I am currently a first year Ph.D. student in the Theory group at the University of Southern California fortunate to be advised by Shaddin Dughmi and Shang-Hua Teng, while also working closely with Haipeng Luo. Previously, I was a Research Assistant in the Machine Learning Theory Group at Cornell University and prior to this, I recieved my M.S. in Computer Science from Cornell University (2024) where I was advised by Karthik Sridharan. I recieved my B.A. in Computer Science and Mathematics from Cornell University (2022) under the supervision of Noah Stevens-Davidowitz.

Research Interests

Currently I’m interested in avenues for developing a more practical theory for machine learning. This has taken shape in my current research with projects aiming to answer the following questions:

  • Learning with Auxiliary Information: Can auxiliary information—such as chain-of-thought trajectories, unlabeled data, distributional structure, or other forms of side information—fundamentally alter the statistical complexity of learning?
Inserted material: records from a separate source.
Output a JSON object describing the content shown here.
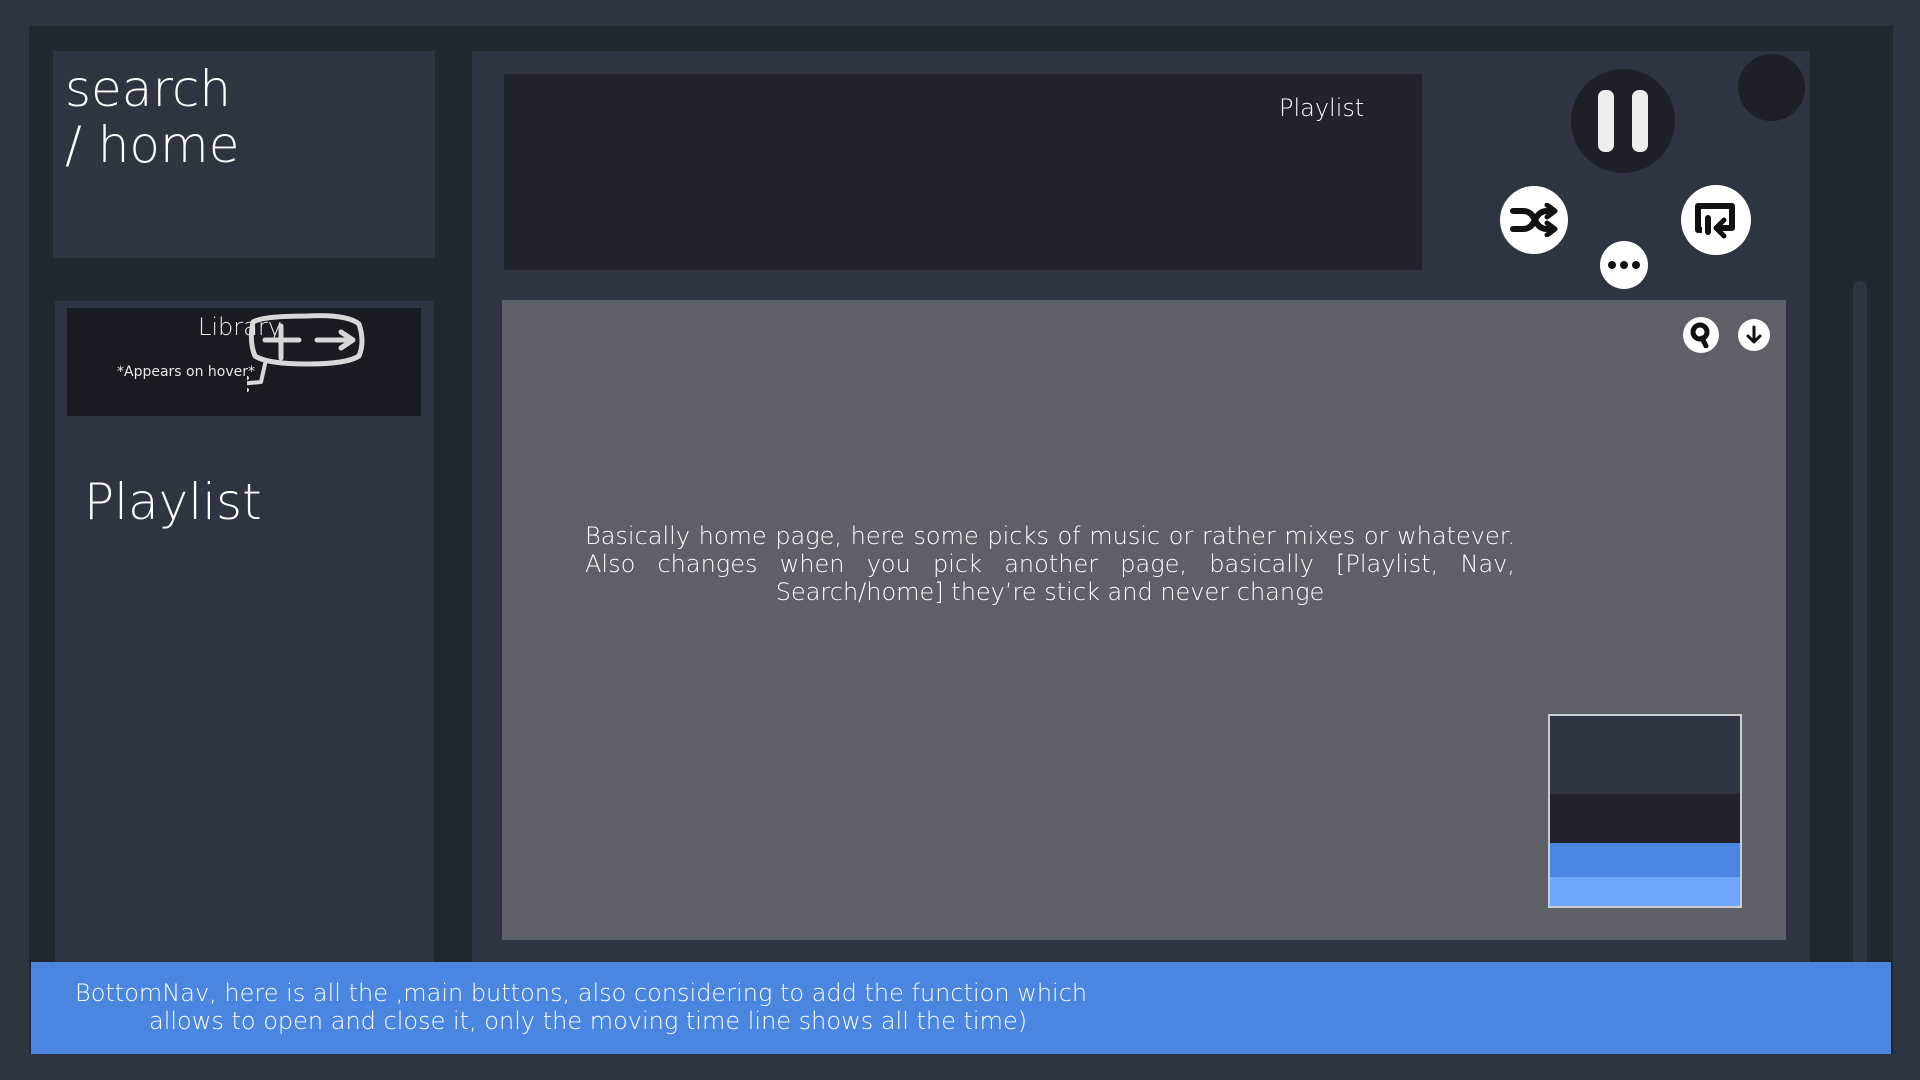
{
  "search_panel": {
    "title_line1": "search",
    "title_line2": "/ home"
  },
  "library": {
    "label": "Library",
    "hover_note": "*Appears on hover*",
    "playlist_label": "Playlist"
  },
  "now_playing": {
    "label": "Playlist"
  },
  "controls": {
    "pause_icon": "pause-icon",
    "shuffle_icon": "shuffle-icon",
    "more_icon": "more-icon",
    "repeat_icon": "repeat-icon"
  },
  "content": {
    "description": "Basically home page, here some picks of music or rather mixes or whatever. Also changes when you pick another page, basically [Playlist, Nav, Search/home] they’re stick and never change",
    "icons": [
      "search-icon",
      "download-icon"
    ]
  },
  "palette": {
    "colors": [
      "#2f3540",
      "#202329",
      "#4a86e0",
      "#6fa8fa"
    ]
  },
  "bottom_nav": {
    "line1": "BottomNav, here is all the ,main buttons, also considering to add the function which",
    "line2": "allows to open and close it, only the moving time line shows all the time)"
  }
}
In particular, can it turn tasks that are provably unlearnable from labeled input–output data alone into learnable ones, while also reducing sample complexity or accelerating learning in settings that are already learnable?

  • The Power of Hallucination in Language Generation: Is hallucination a necessary condition for creative breadth? When can data-driven hallucination become a productive form of imagination, and how can we ensure it remains benign?

  • Adaptive Algorithms: Can we build algorithms for interactive learning that are capable of achieving tighter regret bounds under favorable conditions while still maintaining optimal guarantees in the worst case?

  • Relaxing Realizability: Are there practical and interpretable conditions that ensure learnability of regression-based learning paradigms—such as active learning, bandits, and reinforcement learning—beyond the classical realizability assumption?

More broadly, I am interested in uncovering the theoretical foundations of machine learning.